Figure 3:. 2’FL significantly reduces GII.4 Sydney [P16] HuNoV replication in adult jejunal HIE lines.

20 mg/ml of 2’FL was tested in two adult jejunal HIEs J2 and J11. GE/well were determined by RT-qPCR at 1 hpi and 24 hpi. Numbers above the bars indicate log10 fold change comparing GE/well at 24 hpi to 1 hpi. Cytotoxicity is represented in percentage below each graph. Data represented are means ± standard deviation (SD) from n=2 independent experiments with 2 technical replicates per experiment. The P-values were calculated using ANOVA, Sidak’s Multiple Comparisons Test. *P ≤ 0.05, ***P ≤ 0.001.

Figure 4:. 2’FL significantly reduces GII.4 Sydney [P16] HuNoV binding and replication in all segments from the same adult donor.

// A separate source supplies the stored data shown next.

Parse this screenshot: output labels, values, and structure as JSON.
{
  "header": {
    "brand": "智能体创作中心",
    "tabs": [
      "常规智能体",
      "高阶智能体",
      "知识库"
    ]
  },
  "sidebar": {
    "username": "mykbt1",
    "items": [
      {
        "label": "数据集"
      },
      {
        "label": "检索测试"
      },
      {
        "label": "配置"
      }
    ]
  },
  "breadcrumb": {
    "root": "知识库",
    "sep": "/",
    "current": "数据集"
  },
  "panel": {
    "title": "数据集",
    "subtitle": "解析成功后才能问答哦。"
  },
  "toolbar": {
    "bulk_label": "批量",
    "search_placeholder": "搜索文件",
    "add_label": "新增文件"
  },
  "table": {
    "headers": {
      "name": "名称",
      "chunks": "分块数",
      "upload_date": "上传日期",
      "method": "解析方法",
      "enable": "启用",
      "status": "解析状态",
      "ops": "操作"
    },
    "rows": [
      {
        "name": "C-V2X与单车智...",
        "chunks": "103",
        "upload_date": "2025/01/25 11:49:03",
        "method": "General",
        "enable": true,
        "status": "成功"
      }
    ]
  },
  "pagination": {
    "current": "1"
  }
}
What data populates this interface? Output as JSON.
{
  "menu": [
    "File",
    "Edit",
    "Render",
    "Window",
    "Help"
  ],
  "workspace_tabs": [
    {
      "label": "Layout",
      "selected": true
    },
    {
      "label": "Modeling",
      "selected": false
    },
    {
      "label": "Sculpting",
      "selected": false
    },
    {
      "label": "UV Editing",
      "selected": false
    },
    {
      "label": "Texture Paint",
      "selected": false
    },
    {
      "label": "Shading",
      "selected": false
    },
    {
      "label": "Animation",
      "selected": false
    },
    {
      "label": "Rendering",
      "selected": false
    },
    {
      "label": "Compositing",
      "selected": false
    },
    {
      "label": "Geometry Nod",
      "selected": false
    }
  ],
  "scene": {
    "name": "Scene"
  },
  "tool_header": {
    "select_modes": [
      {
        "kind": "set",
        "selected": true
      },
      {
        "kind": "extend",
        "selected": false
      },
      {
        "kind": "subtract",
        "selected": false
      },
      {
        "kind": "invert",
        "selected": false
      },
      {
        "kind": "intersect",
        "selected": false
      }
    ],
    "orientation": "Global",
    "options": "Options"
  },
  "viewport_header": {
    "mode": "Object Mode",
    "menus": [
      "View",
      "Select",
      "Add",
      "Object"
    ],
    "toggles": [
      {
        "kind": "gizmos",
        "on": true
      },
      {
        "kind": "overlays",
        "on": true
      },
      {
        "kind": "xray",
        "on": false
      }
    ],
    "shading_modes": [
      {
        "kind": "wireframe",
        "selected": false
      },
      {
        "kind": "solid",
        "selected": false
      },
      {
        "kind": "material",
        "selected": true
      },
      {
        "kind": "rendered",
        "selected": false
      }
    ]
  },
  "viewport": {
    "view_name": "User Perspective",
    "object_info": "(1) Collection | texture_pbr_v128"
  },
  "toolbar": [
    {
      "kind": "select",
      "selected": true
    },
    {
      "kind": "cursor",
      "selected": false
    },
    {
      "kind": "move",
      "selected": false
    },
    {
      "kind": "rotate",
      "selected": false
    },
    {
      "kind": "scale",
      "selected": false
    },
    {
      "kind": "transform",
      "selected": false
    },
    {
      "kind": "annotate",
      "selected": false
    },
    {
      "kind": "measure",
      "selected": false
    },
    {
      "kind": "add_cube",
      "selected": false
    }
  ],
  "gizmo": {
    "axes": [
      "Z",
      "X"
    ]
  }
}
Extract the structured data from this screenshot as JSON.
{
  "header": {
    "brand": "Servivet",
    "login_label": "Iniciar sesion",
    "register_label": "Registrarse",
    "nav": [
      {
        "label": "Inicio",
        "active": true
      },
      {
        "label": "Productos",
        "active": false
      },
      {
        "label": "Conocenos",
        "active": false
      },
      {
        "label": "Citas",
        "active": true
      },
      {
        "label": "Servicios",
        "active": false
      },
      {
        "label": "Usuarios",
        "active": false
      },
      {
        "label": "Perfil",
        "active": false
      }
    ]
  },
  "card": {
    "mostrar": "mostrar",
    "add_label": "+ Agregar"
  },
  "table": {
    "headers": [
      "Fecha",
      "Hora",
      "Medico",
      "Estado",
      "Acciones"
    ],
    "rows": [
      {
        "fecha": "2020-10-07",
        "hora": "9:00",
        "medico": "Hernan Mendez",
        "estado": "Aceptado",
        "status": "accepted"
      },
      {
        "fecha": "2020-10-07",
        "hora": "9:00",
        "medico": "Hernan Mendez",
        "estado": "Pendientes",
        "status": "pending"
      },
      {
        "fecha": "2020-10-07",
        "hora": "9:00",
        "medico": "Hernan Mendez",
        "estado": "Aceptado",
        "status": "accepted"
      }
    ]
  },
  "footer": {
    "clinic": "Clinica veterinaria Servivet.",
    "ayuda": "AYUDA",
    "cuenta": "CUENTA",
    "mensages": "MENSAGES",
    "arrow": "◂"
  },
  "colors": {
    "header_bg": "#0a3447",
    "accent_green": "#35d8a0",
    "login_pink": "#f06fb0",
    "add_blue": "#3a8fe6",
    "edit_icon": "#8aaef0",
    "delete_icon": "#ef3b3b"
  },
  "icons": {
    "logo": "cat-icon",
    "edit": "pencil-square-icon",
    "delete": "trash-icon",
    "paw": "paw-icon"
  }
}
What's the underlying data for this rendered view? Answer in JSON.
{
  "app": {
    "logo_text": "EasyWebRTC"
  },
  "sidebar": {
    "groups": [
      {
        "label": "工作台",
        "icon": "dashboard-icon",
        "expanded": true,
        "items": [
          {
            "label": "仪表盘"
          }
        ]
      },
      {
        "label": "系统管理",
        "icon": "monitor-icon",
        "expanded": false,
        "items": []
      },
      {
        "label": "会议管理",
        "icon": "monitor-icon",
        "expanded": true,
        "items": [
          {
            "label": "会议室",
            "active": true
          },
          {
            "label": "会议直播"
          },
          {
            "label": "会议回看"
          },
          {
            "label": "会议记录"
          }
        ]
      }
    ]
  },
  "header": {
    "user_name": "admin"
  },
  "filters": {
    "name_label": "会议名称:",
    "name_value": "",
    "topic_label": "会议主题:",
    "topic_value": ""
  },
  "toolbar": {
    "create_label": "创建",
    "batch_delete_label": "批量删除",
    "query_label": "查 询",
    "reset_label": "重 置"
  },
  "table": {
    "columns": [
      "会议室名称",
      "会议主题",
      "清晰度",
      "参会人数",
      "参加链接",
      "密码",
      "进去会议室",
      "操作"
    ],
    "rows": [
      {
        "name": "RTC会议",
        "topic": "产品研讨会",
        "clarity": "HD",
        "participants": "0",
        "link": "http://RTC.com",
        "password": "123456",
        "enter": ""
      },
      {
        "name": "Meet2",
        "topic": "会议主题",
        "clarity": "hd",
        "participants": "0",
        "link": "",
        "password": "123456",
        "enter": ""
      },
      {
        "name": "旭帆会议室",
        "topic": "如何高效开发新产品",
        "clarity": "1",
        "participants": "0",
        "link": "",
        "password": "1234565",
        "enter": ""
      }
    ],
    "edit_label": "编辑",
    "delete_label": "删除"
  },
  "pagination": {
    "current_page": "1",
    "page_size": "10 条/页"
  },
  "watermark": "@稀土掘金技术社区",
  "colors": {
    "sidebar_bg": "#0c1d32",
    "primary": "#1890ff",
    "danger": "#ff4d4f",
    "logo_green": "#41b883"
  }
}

Studies testing 20 mg/ml of 2’FL in duodenal (D2004), jejunal (J2004) and ileal (I2004) from an adult donor line. GE/well were determined by RT-qPCR at 1 hpi and 24 hpi. Numbers above the bars indicate log10 fold change comparing GE/well at 24 hpi to 1 hpi. Cytotoxicity is represented in percentage below each graph. Data represented are means ± standard deviation (SD) from n=2 independent experiments with 2 technical replicates per experiment. The P-values were calculated using ANOVA, Sidak’s Multiple Comparisons Test. *P ≤ 0.05, **P ≤ 0.01, ****P ≤ 0.0001.

Figure 5:. 2’FL significantly reduces GII.4 Sydney [P16] HuNoV replication in pediatric duodenal but not infant jejunal HIE lines.

20 mg/ml of 2’FL was tested in (A) two pediatric duodenal HIEs (4D and 8D) and (B) two infant jejunal HIEs (J1005 and J1006). GEs per well were determined by RT-qPCR at 1 hpi and 24 hpi. Numbers above the bars indicate log10 fold change comparing GEs at 24 hpi to 1 hpi. Cytotoxicity is represented in percentage below each graph. Data represented are means ± standard deviation (SD) from n=2 independent experiments with 2 technical replicates per experiment. The P-values were calculated using ANOVA, Sidak’s Multiple Comparisons Test. **P ≤ 0.01, ***P ≤ 0.001.

Figure 6:. Level of HBGA expression is lower in infant jejunal HIE lines as compared to adult jejunal HIE lines.

(A) Infant jejunal lines (J1005 and J1006) and adult jejunal lines (J2 and J11) stained with Ulex europaeus Agglutinin-1 (UEA-1) were imaged using confocal microscopy. Two representative images are shown per HIE line. (B) Fluorescence intensity was measured for each line using FIJI/Image J. Two-four fields per well were analyzed. Mean fluorescence data from 5 identical regions of interest (ROIs) per 2–4 fields were averaged. The P-values were calculated using ANOVA, Holm-Sidak’s Multiple Comparisons Test. **P ≤ 0.01, ***P ≤ 0.001. N=2 independent experiments.